12 gennaio 2007

Sull'esecuzione di Saddam Hussein

Poco tempo dopo l’11 settembre, mentre cominciava l’intervento in Afghanistan, un editoriale del Los Angeles Times proponeva: “arrestiamo Osama e facciamogli un regolare processo, così tutto il mondo potrà vedere come funziona la giustizia nella patria della democrazia.” Osama bin Laden è ancora fuori portata, ma come funziona la giustizia della democrazia esportata l’abbiamo visto: non solo il processo non ha avuto nulla di esemplare, ma l’esecuzione del condannato Saddam Hussein è il culmine di quella strategia delle “extraordinary renditions” in cui gli Stati Uniti lasciano i lavori sporchi ai loro paesi vassalli, e se ne lavano le mani dicendo (come anche qualcuno in Europa) che “è una questione interna irachena.” Che il tutto abbia luogo ad Abu Ghraib, luogo condiviso di crimini del condannato e dei suoi esecutori, è solo la più simbolica delle ciliegine.
Non è affatto una questione interna irachena; è una questione che riguarda la definizione e l’identità di quel famoso Occidente in nome del quale gli Stati Uniti e fino a poco fa l’Italia hanno imposto la loro occupazione. Non credo che sia il caso di avere nessuna pietà per Saddam Hussein, assassino e dittatore. Ma nel diritto penale la questione non è solo quello che la vittima si merita; la questione più importante è quali sono i valori, l’identità, i principi di chi amministra il castigo. La ragione per cui la pena di morte è esclusa dal nostro ordinamento non riguarda la pietà per le vittime ma l’orrore nei confronti dell’idea che lo stato possa infliggere la morte.
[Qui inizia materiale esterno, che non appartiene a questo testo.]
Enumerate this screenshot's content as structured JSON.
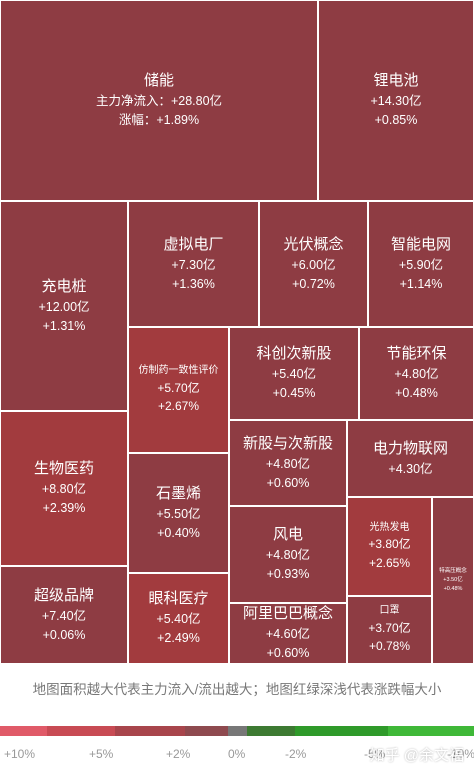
{
  "treemap": {
    "tiles": [
      {
        "name": "储能",
        "lines": [
          "主力净流入：+28.80亿",
          "涨幅：+1.89%"
        ],
        "color": "#8e3c43"
      },
      {
        "name": "锂电池",
        "lines": [
          "+14.30亿",
          "+0.85%"
        ],
        "color": "#8e3c43"
      },
      {
        "name": "充电桩",
        "lines": [
          "+12.00亿",
          "+1.31%"
        ],
        "color": "#8e3c43"
      },
      {
        "name": "虚拟电厂",
        "lines": [
          "+7.30亿",
          "+1.36%"
        ],
        "color": "#8e3c43"
      },
      {
        "name": "光伏概念",
        "lines": [
          "+6.00亿",
          "+0.72%"
        ],
        "color": "#8e3c43"
      },
      {
        "name": "智能电网",
        "lines": [
          "+5.90亿",
          "+1.14%"
        ],
        "color": "#8e3c43"
      },
      {
        "name": "仿制药一致性评价",
        "lines": [
          "+5.70亿",
          "+2.67%"
        ],
        "color": "#a23b3e"
      },
      {
        "name": "科创次新股",
        "lines": [
          "+5.40亿",
          "+0.45%"
        ],
        "color": "#8e3c43"
      },
      {
        "name": "节能环保",
        "lines": [
          "+4.80亿",
          "+0.48%"
        ],
        "color": "#8e3c43"
      },
      {
        "name": "生物医药",
        "lines": [
          "+8.80亿",
          "+2.39%"
        ],
        "color": "#a23b3e"
      },
      {
        "name": "新股与次新股",
        "lines": [
          "+4.80亿",
          "+0.60%"
        ],
        "color": "#8e3c43"
      },
      {
        "name": "电力物联网",
        "lines": [
          "+4.30亿"
        ],
        "color": "#8e3c43"
      },
      {
        "name": "石墨烯",
        "lines": [
          "+5.50亿",
          "+0.40%"
        ],
        "color": "#8e3c43"
      },
      {
        "name": "风电",
        "lines": [
          "+4.80亿",
          "+0.93%"
        ],
        "color": "#8e3c43"
      },
      {
        "name": "光热发电",
        "lines": [
          "+3.80亿",
          "+2.65%"
        ],
        "color": "#a23b3e"
      },
      {
        "name": "超级品牌",
        "lines": [
          "+7.40亿",
          "+0.06%"
        ],
        "color": "#8e3c43"
      },
      {
        "name": "眼科医疗",
        "lines": [
          "+5.40亿",
          "+2.49%"
        ],
        "color": "#a23b3e"
      },
      {
        "name": "阿里巴巴概念",
        "lines": [
          "+4.60亿",
          "+0.60%"
        ],
        "color": "#8e3c43"
      },
      {
        "name": "口罩",
        "lines": [
          "+3.70亿",
          "+0.78%"
        ],
        "color": "#8e3c43"
      },
      {
        "name": "特高压概念",
        "lines": [
          "+3.50亿",
          "+0.48%"
        ],
        "color": "#8e3c43"
      }
    ]
  },
  "caption": "地图面积越大代表主力流入/流出越大；地图红绿深浅代表涨跌幅大小",
  "legend": {
    "colors": [
      "#e05a68",
      "#c84b54",
      "#a8454c",
      "#8e4a4f",
      "#777777",
      "#3d7a32",
      "#2f9a2a",
      "#3fb838"
    ],
    "labels": [
      "+10%",
      "+5%",
      "+2%",
      "0%",
      "-2%",
      "-5%",
      "-10%"
    ]
  },
  "watermark": "知乎 @余文福"
}
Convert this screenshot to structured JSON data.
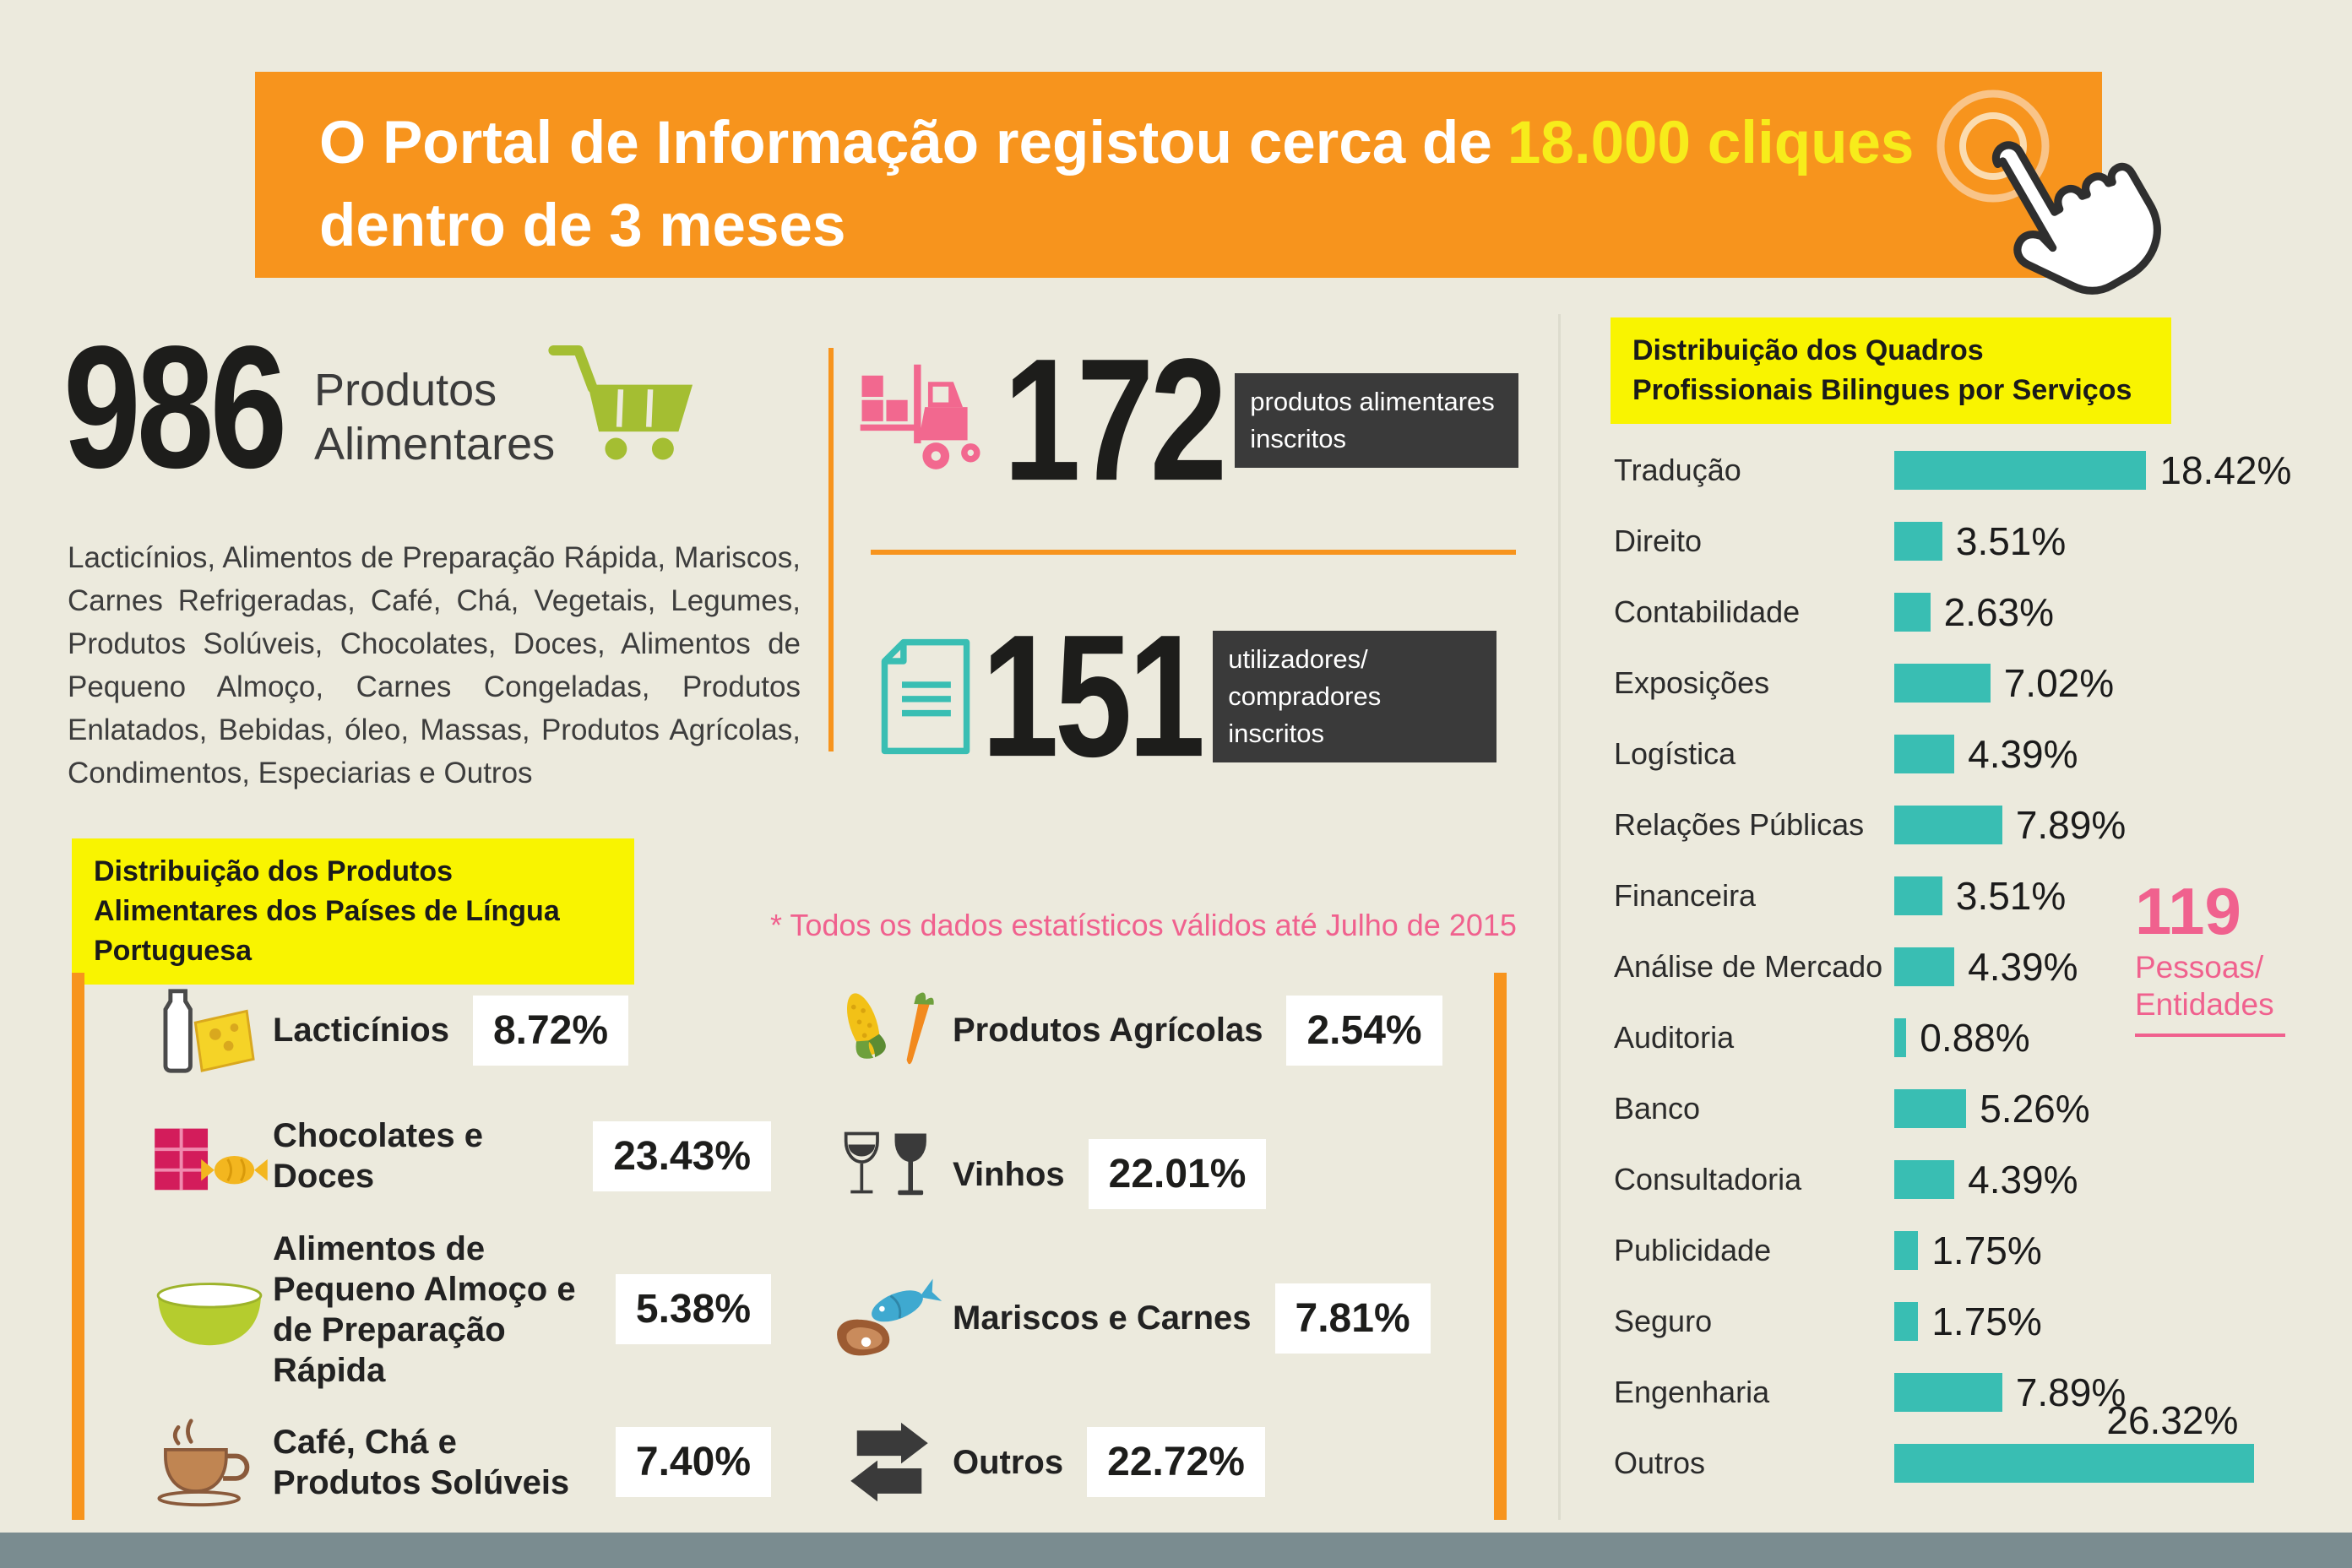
{
  "colors": {
    "background": "#ECEADD",
    "accent_orange": "#F7941D",
    "accent_yellow": "#F9F400",
    "accent_teal": "#39BEB3",
    "accent_pink": "#F0618E",
    "badge_dark": "#3A3A3A",
    "footer_gray": "#7A8C90"
  },
  "banner": {
    "text_before": "O Portal de Informação registou cerca de",
    "highlight": "18.000 cliques",
    "text_line2": "dentro de 3 meses",
    "cursor_icon": "hand-cursor-icon"
  },
  "products_stat": {
    "value": "986",
    "label": "Produtos Alimentares",
    "icon": "cart-icon",
    "description": "Lacticínios, Alimentos de Preparação Rápida, Mariscos, Carnes Refrigeradas, Café, Chá, Vegetais, Legumes, Produtos Solúveis, Chocolates, Doces, Alimentos de Pequeno Almoço, Carnes Congeladas, Produtos Enlatados, Bebidas, óleo, Massas, Produtos Agrícolas, Condimentos, Especiarias e Outros"
  },
  "registered": {
    "products": {
      "value": "172",
      "label": "produtos alimentares inscritos",
      "icon": "forklift-icon"
    },
    "buyers": {
      "value": "151",
      "label": "utilizadores/ compradores inscritos",
      "icon": "document-icon"
    }
  },
  "chart_data": [
    {
      "type": "bar",
      "orientation": "horizontal",
      "title": "Distribuição dos Quadros Profissionais Bilingues por Serviços",
      "categories": [
        "Tradução",
        "Direito",
        "Contabilidade",
        "Exposições",
        "Logística",
        "Relações Públicas",
        "Financeira",
        "Análise de Mercado",
        "Auditoria",
        "Banco",
        "Consultadoria",
        "Publicidade",
        "Seguro",
        "Engenharia",
        "Outros"
      ],
      "values": [
        18.42,
        3.51,
        2.63,
        7.02,
        4.39,
        7.89,
        3.51,
        4.39,
        0.88,
        5.26,
        4.39,
        1.75,
        1.75,
        7.89,
        26.32
      ],
      "unit": "%",
      "bar_color": "#39BEB3",
      "legend_position": "none",
      "grid": false,
      "annotation": {
        "value": "119",
        "label": "Pessoas/ Entidades"
      }
    },
    {
      "type": "table",
      "title": "Distribuição dos Produtos Alimentares dos Países de Língua Portuguesa",
      "note": "* Todos os dados estatísticos válidos até Julho de 2015",
      "categories": [
        "Lacticínios",
        "Chocolates e Doces",
        "Alimentos de Pequeno Almoço e de Preparação Rápida",
        "Café, Chá e Produtos Solúveis",
        "Produtos Agrícolas",
        "Vinhos",
        "Mariscos e Carnes",
        "Outros"
      ],
      "values": [
        8.72,
        23.43,
        5.38,
        7.4,
        2.54,
        22.01,
        7.81,
        22.72
      ],
      "unit": "%",
      "icons": [
        "dairy-icon",
        "chocolate-icon",
        "breakfast-bowl-icon",
        "coffee-icon",
        "agriculture-icon",
        "wine-icon",
        "seafood-meat-icon",
        "transfer-arrows-icon"
      ]
    }
  ]
}
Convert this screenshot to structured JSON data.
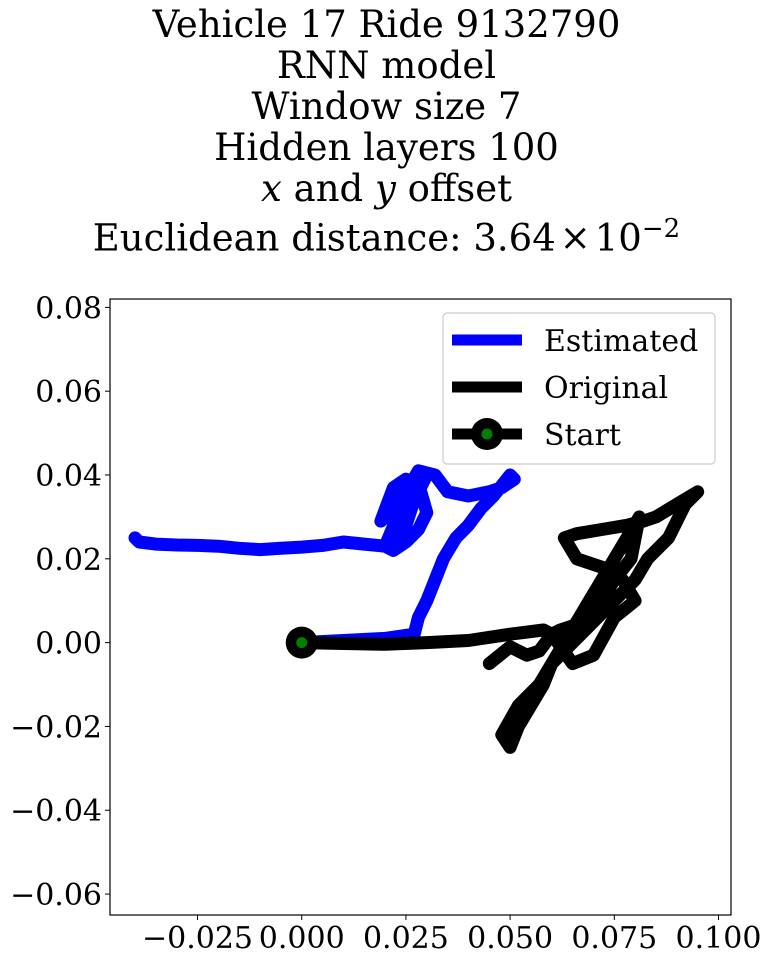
{
  "title_lines": [
    "Vehicle 17 Ride 9132790",
    "RNN model",
    "Window size 7",
    "Hidden layers 100"
  ],
  "title_offset": {
    "x": "x",
    "and": " and ",
    "y": "y",
    "rest": " offset"
  },
  "title_distance": {
    "prefix": "Euclidean distance: 3.64",
    "times": "×",
    "base": "10",
    "exp": "−2"
  },
  "chart_data": {
    "type": "line",
    "xlim": [
      -0.046,
      0.103
    ],
    "ylim": [
      -0.065,
      0.082
    ],
    "xticks": [
      -0.025,
      0.0,
      0.025,
      0.05,
      0.075,
      0.1
    ],
    "xtick_labels": [
      "−0.025",
      "0.000",
      "0.025",
      "0.050",
      "0.075",
      "0.100"
    ],
    "yticks": [
      -0.06,
      -0.04,
      -0.02,
      0.0,
      0.02,
      0.04,
      0.06,
      0.08
    ],
    "ytick_labels": [
      "−0.06",
      "−0.04",
      "−0.02",
      "0.00",
      "0.02",
      "0.04",
      "0.06",
      "0.08"
    ],
    "grid": false,
    "legend_position": "top-right",
    "series": [
      {
        "name": "Estimated",
        "color": "#0000ff",
        "x": [
          0.0,
          0.01,
          0.02,
          0.027,
          0.028,
          0.03,
          0.032,
          0.034,
          0.037,
          0.04,
          0.043,
          0.046,
          0.05,
          0.051,
          0.048,
          0.045,
          0.04,
          0.035,
          0.032,
          0.028,
          0.025,
          0.023,
          0.022,
          0.021,
          0.019,
          0.022,
          0.025,
          0.028,
          0.03,
          0.028,
          0.025,
          0.022,
          0.02,
          0.025,
          0.03,
          0.029,
          0.027,
          0.025,
          0.022,
          0.02,
          0.015,
          0.01,
          0.005,
          0.0,
          -0.005,
          -0.01,
          -0.015,
          -0.02,
          -0.025,
          -0.03,
          -0.035,
          -0.039,
          -0.04
        ],
        "y": [
          0.0,
          0.0005,
          0.001,
          0.002,
          0.006,
          0.01,
          0.015,
          0.02,
          0.025,
          0.028,
          0.032,
          0.035,
          0.04,
          0.039,
          0.037,
          0.036,
          0.035,
          0.036,
          0.04,
          0.041,
          0.036,
          0.034,
          0.033,
          0.031,
          0.029,
          0.037,
          0.039,
          0.038,
          0.031,
          0.027,
          0.024,
          0.022,
          0.023,
          0.035,
          0.04,
          0.038,
          0.034,
          0.028,
          0.024,
          0.023,
          0.0235,
          0.024,
          0.0232,
          0.0228,
          0.0225,
          0.0222,
          0.0225,
          0.023,
          0.0232,
          0.0233,
          0.0235,
          0.024,
          0.025
        ]
      },
      {
        "name": "Original",
        "color": "#000000",
        "x": [
          0.0,
          0.01,
          0.02,
          0.03,
          0.04,
          0.05,
          0.058,
          0.06,
          0.065,
          0.07,
          0.075,
          0.08,
          0.077,
          0.072,
          0.066,
          0.063,
          0.066,
          0.072,
          0.078,
          0.082,
          0.085,
          0.09,
          0.095,
          0.092,
          0.088,
          0.083,
          0.08,
          0.075,
          0.07,
          0.065,
          0.06,
          0.058,
          0.055,
          0.052,
          0.05,
          0.048,
          0.052,
          0.057,
          0.06,
          0.063,
          0.066,
          0.069,
          0.072,
          0.075,
          0.078,
          0.081,
          0.079,
          0.075,
          0.072,
          0.068,
          0.065,
          0.062,
          0.06,
          0.057,
          0.054,
          0.05,
          0.045
        ],
        "y": [
          0.0,
          -0.0002,
          -0.0004,
          0.0,
          0.0005,
          0.002,
          0.003,
          0.002,
          -0.005,
          -0.003,
          0.006,
          0.01,
          0.015,
          0.018,
          0.02,
          0.025,
          0.026,
          0.027,
          0.028,
          0.029,
          0.03,
          0.033,
          0.036,
          0.033,
          0.025,
          0.02,
          0.015,
          0.01,
          0.005,
          0.0,
          -0.005,
          -0.01,
          -0.015,
          -0.02,
          -0.025,
          -0.022,
          -0.015,
          -0.01,
          -0.005,
          0.0,
          0.005,
          0.01,
          0.015,
          0.02,
          0.025,
          0.03,
          0.02,
          0.015,
          0.01,
          0.005,
          0.004,
          0.003,
          0.002,
          -0.002,
          -0.003,
          -0.001,
          -0.005
        ]
      }
    ],
    "start_point": {
      "name": "Start",
      "x": 0.0,
      "y": 0.0,
      "color": "#000000",
      "inner_color": "#008000"
    }
  }
}
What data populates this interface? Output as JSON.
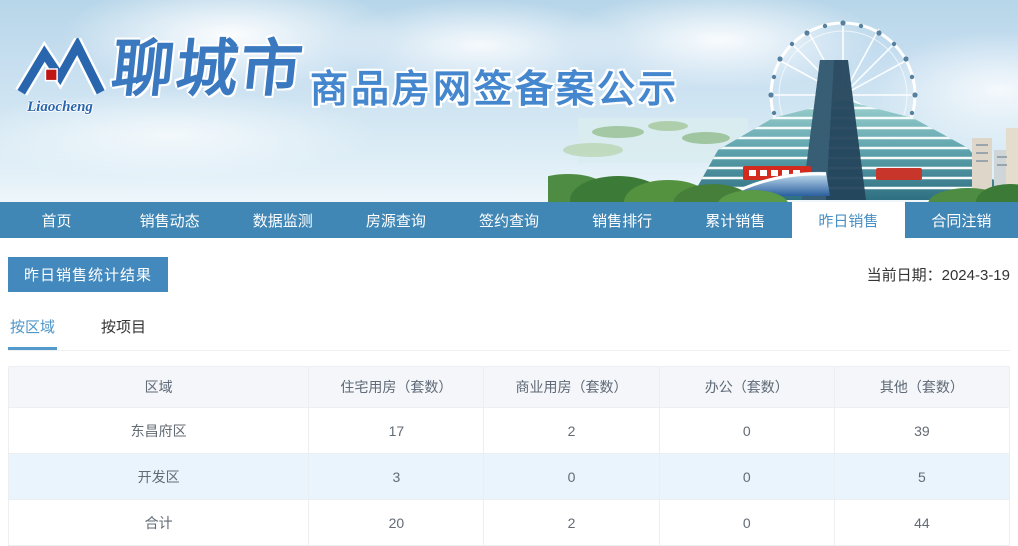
{
  "banner": {
    "logo_script": "Liaocheng",
    "title_calligraphy": "聊城市",
    "title_main": "商品房网签备案公示"
  },
  "nav": {
    "items": [
      {
        "label": "首页",
        "active": false
      },
      {
        "label": "销售动态",
        "active": false
      },
      {
        "label": "数据监测",
        "active": false
      },
      {
        "label": "房源查询",
        "active": false
      },
      {
        "label": "签约查询",
        "active": false
      },
      {
        "label": "销售排行",
        "active": false
      },
      {
        "label": "累计销售",
        "active": false
      },
      {
        "label": "昨日销售",
        "active": true
      },
      {
        "label": "合同注销",
        "active": false
      }
    ]
  },
  "content": {
    "section_title": "昨日销售统计结果",
    "date_label": "当前日期：",
    "date_value": "2024-3-19",
    "tabs": [
      {
        "label": "按区域",
        "active": true
      },
      {
        "label": "按项目",
        "active": false
      }
    ]
  },
  "table": {
    "headers": [
      "区域",
      "住宅用房（套数）",
      "商业用房（套数）",
      "办公（套数）",
      "其他（套数）"
    ],
    "rows": [
      {
        "cells": [
          "东昌府区",
          "17",
          "2",
          "0",
          "39"
        ]
      },
      {
        "cells": [
          "开发区",
          "3",
          "0",
          "0",
          "5"
        ]
      },
      {
        "cells": [
          "合计",
          "20",
          "2",
          "0",
          "44"
        ]
      }
    ]
  },
  "colors": {
    "nav_blue": "#4187b6",
    "badge_blue": "#4389bd",
    "active_tab_text": "#4e96c8",
    "row_alt_blue": "#e9f4fc",
    "table_header_bg": "#f4f6f9",
    "banner_title_blue": "#4587ce"
  }
}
Ci meritiamo, noi, di essere boia, amici e sostenitori del boia?
Un amico americano che seguiva casi di pena di morte mi disse una volta: i familiari delle vittime insistono sempre sull’esecuzione capitale perché pensano che questa porterà “closure”, un senso di conclusione: porrà fine alla vicenda, gli metterà l’anima in pace. E invece, aggiungeva, dopo l’esecuzione si ritrovano con lo stesso dolore e lo stesso vuoto di prima, e senza neanche più l’illusione di un atto finale liberatorio. L’esecuzione di Saddam Hussein è caso esemplare: lungi dal mettere fine alla vicenda irachena, serve a rilanciarla e aggravarla. Non solo perché la guerriglia e le stragi in Irak sono andate avanti e si sono aggravate anche indipendentemente dalla presenza di Saddam Hussein, anche dopo la sua cattura (e, nella misura in cui la sua figura ha funzionato da richiamo simbolico, lo sarà ancora di più dopo la morte). Ma anche perché invece che sancire la fine della guerra, questa parodia di Norimberga serve agli occupanti per rivendicare un “successo” e quindi continuare. E’ esattamente il contrario della “closure”: è un modo per tenere aperta la ferita e continuare ad aggravarla.
Alla fine, nell’esecuzione di Saddam Hussein la pena di morte prende le sue forme meno tragiche e più meschine, la vendetta e la frustrazione: sentimenti infantili (“Saddam Hussein ha cercato di ammazzare il mio papà”, ha detto il presidente Bush figlio), che nel fallimento complessivo dell’impresa si sfogano sull’unico oggetto di cui possono disporre. Ma questo accanimento è anche un effetto di quella ossessiva personalizzazione che sembra ormai la forma dominante del discorso politico. Le società non esistono o non gli si riconosce una soggettività; esistono e contano solo le persone del ceto politico e dei leader; così, gli Stati Uniti hanno prima creduto che bastasse abbattere una persona, Saddam Hussein, per portare la libertà a una società ansiosa di democrazia; e, non essendoci riusciti, sembrano illudersi che basti ucciderlo (che nessuno dica “giustiziarlo”: non c’è mai nessuna giustizia in un’uccisione) per recuperare quel consenso che, con loro sorpreso stupore, non si è materializzato attorno alla loro impresa. Sbagliavano allora, sbagliano adesso, e come allora il prezzo lo pagheranno soprattutto gli iracheni.
Un’ultima conserazione. L’Europa ha posto l’abolizione della pena di morte fra le condizioni per l’ammissione della Turchia. Giusto. Contemporaneamente, accettiamo come nostro alleato di riferimento e leader della Nato un paese che la pena di morte non solo la pratica ma la diffonde. Non è una contraddizione?